Learn more about Trump’s bad week:
- On Monday, Donald Trump took the stand in New York as part of his $250 million civil fraud trial. While Trump’s unhinged behavior on the witness stand drove headlines, it was his stunning admissions of fraud that sank the Republican primary front-runner.
- The New Republic: “After being shown a loan agreement he had signed with Deutsche Bank in 2012, Trump agreed that his faulty financial statements were intended to induce banks to lend money.”
- MSNBC: “The Vornado valuation in 2014 was $816 million. Asked whether that was based on accurate information, Trump testifies, ‘I think so; I hope so.’ He pauses and then says, ‘I think it’s low.’”
- ABC News: “Regarding his penthouse apartment in Manhattan’s Trump Tower, he said, ‘I thought the apartment was overvalued when I looked at it,’”
- ABC News: “Trump made a similar admission about the $291 million valuation of his Seven Springs property in New York’s Westchester County. ‘I thought it was too high and we lowered it,’ Trump said, though he could not provide specifics about the changed valuation.”
- On Tuesday, Trump and the MAGA brand took major losses across the country.
- In Kentucky, Trump endorsed anti-choice candidate Daniel Cameron and just two days before the election he boasted that Cameron made a “huge surge” after his endorsement. Cameron lost by five points.
- In Ohio, a state that Donald Trump won twice, a ballot measure codifying abortion rights in the state constitution won by a double-digit margin.

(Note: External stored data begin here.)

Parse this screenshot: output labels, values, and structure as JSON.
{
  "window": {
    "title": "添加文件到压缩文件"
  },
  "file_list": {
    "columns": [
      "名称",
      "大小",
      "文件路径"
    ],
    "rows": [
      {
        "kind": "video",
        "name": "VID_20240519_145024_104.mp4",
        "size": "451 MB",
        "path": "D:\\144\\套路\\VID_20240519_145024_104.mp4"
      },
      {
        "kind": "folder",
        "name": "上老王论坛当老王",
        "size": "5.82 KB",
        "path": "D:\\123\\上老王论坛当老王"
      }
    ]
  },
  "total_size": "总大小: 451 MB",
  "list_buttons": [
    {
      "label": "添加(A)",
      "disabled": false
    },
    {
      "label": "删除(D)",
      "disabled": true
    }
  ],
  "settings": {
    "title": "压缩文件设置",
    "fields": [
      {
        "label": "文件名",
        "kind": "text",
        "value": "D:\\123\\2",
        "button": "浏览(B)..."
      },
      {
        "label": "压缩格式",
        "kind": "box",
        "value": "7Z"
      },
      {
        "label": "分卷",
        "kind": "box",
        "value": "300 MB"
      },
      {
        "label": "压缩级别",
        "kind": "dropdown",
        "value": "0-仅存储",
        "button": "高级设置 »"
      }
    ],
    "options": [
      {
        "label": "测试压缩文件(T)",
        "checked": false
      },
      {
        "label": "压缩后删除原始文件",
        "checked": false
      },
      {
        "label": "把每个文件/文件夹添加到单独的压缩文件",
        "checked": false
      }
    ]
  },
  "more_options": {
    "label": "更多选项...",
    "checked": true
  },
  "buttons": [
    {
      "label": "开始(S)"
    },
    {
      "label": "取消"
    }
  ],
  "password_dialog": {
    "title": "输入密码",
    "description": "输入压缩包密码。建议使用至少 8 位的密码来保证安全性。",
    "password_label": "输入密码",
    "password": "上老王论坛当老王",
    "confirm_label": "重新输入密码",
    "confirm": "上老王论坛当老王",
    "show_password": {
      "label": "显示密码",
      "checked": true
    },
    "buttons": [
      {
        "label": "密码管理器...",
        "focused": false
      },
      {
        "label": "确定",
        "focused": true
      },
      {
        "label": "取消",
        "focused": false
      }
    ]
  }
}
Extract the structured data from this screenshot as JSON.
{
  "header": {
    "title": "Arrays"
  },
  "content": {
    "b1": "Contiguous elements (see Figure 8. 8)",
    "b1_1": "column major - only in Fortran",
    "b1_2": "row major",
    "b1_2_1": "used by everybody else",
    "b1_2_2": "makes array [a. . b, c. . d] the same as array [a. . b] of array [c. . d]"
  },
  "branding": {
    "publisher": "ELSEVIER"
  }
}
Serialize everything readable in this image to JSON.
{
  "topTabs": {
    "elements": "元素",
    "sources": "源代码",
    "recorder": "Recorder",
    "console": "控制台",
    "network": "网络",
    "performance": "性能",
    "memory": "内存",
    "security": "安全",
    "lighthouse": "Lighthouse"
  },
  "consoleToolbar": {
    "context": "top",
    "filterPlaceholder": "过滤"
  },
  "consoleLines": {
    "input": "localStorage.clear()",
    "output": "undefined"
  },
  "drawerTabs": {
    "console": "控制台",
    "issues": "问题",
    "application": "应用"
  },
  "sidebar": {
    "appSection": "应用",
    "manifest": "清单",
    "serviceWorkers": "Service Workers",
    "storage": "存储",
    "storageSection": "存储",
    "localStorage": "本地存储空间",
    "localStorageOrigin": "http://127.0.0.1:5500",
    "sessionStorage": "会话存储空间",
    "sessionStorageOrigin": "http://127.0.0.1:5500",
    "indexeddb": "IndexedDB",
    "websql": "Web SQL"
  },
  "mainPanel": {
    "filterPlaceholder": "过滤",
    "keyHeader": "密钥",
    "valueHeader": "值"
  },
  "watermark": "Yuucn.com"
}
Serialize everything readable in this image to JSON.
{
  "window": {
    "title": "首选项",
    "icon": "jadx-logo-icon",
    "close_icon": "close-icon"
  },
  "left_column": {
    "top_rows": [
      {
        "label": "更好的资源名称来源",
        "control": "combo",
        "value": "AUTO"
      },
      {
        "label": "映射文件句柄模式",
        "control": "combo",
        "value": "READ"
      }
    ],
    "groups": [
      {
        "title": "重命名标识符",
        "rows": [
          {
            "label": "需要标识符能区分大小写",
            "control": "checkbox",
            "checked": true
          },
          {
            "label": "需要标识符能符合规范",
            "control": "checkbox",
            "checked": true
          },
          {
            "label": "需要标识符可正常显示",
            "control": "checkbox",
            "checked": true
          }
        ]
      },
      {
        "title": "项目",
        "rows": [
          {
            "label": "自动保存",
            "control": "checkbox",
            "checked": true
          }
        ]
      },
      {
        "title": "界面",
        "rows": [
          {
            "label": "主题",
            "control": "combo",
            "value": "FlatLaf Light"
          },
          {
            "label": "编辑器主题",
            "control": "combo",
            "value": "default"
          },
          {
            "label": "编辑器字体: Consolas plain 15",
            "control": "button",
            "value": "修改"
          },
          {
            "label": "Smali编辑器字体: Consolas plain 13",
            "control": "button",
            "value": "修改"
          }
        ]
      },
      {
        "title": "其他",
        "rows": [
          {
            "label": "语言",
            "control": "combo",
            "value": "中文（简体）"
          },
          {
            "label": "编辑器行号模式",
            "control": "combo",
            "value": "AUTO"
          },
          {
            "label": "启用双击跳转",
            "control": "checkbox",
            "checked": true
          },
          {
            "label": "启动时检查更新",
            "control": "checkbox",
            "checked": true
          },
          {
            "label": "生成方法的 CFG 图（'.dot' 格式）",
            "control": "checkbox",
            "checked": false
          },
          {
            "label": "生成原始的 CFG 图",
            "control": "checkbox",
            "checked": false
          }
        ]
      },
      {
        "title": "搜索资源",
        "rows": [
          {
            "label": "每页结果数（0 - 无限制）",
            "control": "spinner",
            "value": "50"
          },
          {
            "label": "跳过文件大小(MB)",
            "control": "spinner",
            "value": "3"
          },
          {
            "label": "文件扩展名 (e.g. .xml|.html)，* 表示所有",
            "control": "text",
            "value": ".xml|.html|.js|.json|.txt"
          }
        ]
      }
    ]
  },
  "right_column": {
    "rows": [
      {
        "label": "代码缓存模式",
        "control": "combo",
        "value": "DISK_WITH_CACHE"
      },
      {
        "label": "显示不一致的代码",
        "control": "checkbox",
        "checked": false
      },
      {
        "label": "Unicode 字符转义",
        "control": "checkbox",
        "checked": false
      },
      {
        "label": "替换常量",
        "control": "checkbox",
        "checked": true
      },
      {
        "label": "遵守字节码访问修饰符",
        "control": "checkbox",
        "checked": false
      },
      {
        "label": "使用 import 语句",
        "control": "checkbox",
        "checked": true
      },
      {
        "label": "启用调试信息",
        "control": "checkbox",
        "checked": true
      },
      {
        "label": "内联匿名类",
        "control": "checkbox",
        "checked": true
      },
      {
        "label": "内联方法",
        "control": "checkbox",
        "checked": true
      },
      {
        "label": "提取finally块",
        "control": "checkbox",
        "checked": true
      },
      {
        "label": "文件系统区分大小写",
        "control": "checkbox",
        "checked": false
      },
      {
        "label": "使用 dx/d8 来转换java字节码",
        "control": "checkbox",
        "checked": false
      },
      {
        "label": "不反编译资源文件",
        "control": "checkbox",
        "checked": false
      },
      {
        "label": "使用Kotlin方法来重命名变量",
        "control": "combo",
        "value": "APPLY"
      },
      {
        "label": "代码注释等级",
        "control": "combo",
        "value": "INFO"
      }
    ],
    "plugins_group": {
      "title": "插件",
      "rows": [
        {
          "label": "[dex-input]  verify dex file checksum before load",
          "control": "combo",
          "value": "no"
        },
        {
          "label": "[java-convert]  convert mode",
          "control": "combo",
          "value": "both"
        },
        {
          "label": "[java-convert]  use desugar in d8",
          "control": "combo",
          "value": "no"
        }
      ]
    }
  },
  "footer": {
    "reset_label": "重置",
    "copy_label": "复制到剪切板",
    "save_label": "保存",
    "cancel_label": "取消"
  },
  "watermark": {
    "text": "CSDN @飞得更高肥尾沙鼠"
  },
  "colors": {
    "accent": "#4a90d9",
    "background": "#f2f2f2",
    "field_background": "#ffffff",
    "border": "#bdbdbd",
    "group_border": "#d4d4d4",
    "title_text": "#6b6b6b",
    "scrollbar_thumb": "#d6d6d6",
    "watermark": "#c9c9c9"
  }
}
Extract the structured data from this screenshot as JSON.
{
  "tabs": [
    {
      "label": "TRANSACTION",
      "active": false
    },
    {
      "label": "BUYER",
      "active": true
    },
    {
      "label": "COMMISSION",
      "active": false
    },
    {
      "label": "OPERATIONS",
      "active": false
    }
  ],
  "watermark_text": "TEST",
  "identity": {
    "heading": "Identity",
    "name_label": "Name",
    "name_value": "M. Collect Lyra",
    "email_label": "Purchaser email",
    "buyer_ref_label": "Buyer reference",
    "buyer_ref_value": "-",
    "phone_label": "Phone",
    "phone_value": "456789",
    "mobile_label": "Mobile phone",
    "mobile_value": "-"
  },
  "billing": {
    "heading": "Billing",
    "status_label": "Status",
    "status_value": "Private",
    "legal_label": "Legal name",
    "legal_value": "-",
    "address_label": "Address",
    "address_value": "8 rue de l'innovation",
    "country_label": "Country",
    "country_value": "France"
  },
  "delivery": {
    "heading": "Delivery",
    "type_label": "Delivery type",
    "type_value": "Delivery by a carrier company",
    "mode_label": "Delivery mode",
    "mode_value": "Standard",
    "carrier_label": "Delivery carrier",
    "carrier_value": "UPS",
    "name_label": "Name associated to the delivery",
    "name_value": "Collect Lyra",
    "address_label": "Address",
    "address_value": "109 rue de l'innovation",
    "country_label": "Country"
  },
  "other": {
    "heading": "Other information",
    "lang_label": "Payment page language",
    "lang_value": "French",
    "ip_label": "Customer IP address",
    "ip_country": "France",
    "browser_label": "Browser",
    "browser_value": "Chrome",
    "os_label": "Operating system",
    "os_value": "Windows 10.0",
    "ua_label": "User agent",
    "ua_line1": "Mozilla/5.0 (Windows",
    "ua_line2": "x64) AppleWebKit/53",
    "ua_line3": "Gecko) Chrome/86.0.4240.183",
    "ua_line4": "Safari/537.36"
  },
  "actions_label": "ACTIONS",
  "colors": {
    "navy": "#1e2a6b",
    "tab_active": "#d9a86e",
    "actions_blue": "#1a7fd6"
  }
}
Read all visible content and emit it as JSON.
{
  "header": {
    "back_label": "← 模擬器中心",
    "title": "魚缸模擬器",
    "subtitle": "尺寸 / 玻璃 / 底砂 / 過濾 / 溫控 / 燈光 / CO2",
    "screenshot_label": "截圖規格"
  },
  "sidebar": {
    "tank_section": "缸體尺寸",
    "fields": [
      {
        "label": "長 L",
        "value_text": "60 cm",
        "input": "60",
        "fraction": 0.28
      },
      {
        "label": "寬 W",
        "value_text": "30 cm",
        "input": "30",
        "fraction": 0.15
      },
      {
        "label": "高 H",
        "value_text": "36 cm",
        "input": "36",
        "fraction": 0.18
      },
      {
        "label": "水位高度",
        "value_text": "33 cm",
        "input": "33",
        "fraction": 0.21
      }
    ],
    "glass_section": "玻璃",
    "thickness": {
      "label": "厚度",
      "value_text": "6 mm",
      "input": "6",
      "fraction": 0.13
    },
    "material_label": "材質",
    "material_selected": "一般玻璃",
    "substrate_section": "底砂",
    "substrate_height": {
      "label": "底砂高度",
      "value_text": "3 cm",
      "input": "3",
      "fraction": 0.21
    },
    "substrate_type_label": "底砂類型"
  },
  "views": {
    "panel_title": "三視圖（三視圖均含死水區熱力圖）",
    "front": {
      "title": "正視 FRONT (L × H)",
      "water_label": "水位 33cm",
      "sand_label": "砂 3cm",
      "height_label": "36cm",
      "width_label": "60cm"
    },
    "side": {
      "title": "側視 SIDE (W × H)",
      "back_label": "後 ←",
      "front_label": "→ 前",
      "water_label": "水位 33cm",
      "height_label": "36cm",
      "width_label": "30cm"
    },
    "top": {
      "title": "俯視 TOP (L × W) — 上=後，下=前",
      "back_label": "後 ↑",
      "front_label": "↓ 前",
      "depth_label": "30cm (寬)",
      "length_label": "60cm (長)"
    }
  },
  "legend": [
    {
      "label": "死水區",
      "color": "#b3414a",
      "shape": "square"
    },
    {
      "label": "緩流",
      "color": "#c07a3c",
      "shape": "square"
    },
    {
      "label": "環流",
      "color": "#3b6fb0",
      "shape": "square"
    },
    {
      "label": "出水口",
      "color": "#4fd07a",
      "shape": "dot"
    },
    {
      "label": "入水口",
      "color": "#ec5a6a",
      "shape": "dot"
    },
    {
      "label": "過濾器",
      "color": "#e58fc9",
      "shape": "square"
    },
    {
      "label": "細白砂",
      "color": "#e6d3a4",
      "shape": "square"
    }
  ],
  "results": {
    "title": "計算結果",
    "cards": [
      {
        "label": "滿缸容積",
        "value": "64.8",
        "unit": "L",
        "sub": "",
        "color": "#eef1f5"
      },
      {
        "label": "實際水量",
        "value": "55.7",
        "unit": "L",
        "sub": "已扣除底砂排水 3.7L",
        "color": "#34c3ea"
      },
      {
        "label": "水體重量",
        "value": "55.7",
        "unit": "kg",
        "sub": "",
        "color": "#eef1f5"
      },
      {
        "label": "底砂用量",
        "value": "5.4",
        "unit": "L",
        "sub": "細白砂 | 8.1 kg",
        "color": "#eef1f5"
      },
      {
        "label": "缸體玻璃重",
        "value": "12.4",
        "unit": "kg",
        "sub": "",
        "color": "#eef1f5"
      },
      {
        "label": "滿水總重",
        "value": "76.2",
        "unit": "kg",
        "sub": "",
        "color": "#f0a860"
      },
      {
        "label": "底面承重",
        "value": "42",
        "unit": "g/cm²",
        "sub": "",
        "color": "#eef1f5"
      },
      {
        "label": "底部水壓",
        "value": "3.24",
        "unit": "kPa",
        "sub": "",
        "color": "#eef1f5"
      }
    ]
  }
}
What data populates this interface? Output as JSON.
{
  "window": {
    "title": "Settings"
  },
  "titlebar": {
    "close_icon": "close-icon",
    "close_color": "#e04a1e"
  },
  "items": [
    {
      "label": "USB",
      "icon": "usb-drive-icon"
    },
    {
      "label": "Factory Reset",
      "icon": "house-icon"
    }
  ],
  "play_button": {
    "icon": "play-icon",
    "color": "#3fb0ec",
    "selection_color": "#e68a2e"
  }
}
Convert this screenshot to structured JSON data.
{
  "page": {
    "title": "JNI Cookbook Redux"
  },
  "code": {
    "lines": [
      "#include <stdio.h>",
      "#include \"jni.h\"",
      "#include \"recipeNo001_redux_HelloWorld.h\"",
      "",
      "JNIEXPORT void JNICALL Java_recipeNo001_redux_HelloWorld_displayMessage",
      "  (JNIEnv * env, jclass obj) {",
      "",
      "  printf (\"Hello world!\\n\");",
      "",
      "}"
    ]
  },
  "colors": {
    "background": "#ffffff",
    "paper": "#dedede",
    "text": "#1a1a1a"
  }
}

- In Pennsylvania, voters rejected an extreme anti-abortion candidate for the state Supreme Court.
- In Virginia, a state widely seen as bellwether for the 2024 election cycle and a testament to Trump acolyte Glenn Youngkin’s political power, Democrats beat several anti-abortion Republicans to win control of both chambers of the Virginia legislature.
- On Wednesday, Trump proved the election results didn’t change his strategy of embracing the most extreme right-wing figures available.
- On the the Clay Travis and Buck Sexton Show, Trump confirmed he would consider ousted FOX News host and well-known conspiracy theory peddler, Tucker Carlson as his running mate.
- Later that evening, during a rally in Florida, Trump accepted the public support of the scandal-plagued, unpopular, and anti-choice governor of Arkansas, Sarah Huckabee Sanders.
- On Thursday, in a shocking Univision interview, Trump reminded the country of the chaos he’d unleash as president.
- Trump defended his morally reprehensible immigration policy of separating families at the southern border that split at least 2,700 children from their parents.
- In the same interview, Trump all but confirmed the Washington Post’s reporting that given a second term he’d direct the Justice Department to investigate officials and allies critical of his time in office and prosecute those he views as disloyal.
- “Yeah. If they do this, and they’ve already done it, but if they follow through on this, yeah, it could certainly happen in reverse,” [Trump] said. “It could certainly happen in reverse. What they’ve done is they’ve released the genie out of the box.”
- On Friday, Trump-appointed Judge Aileen Cannon declined Trump attorney’s request to postpone the May start date of the trial in the special counsel’s classified documents case.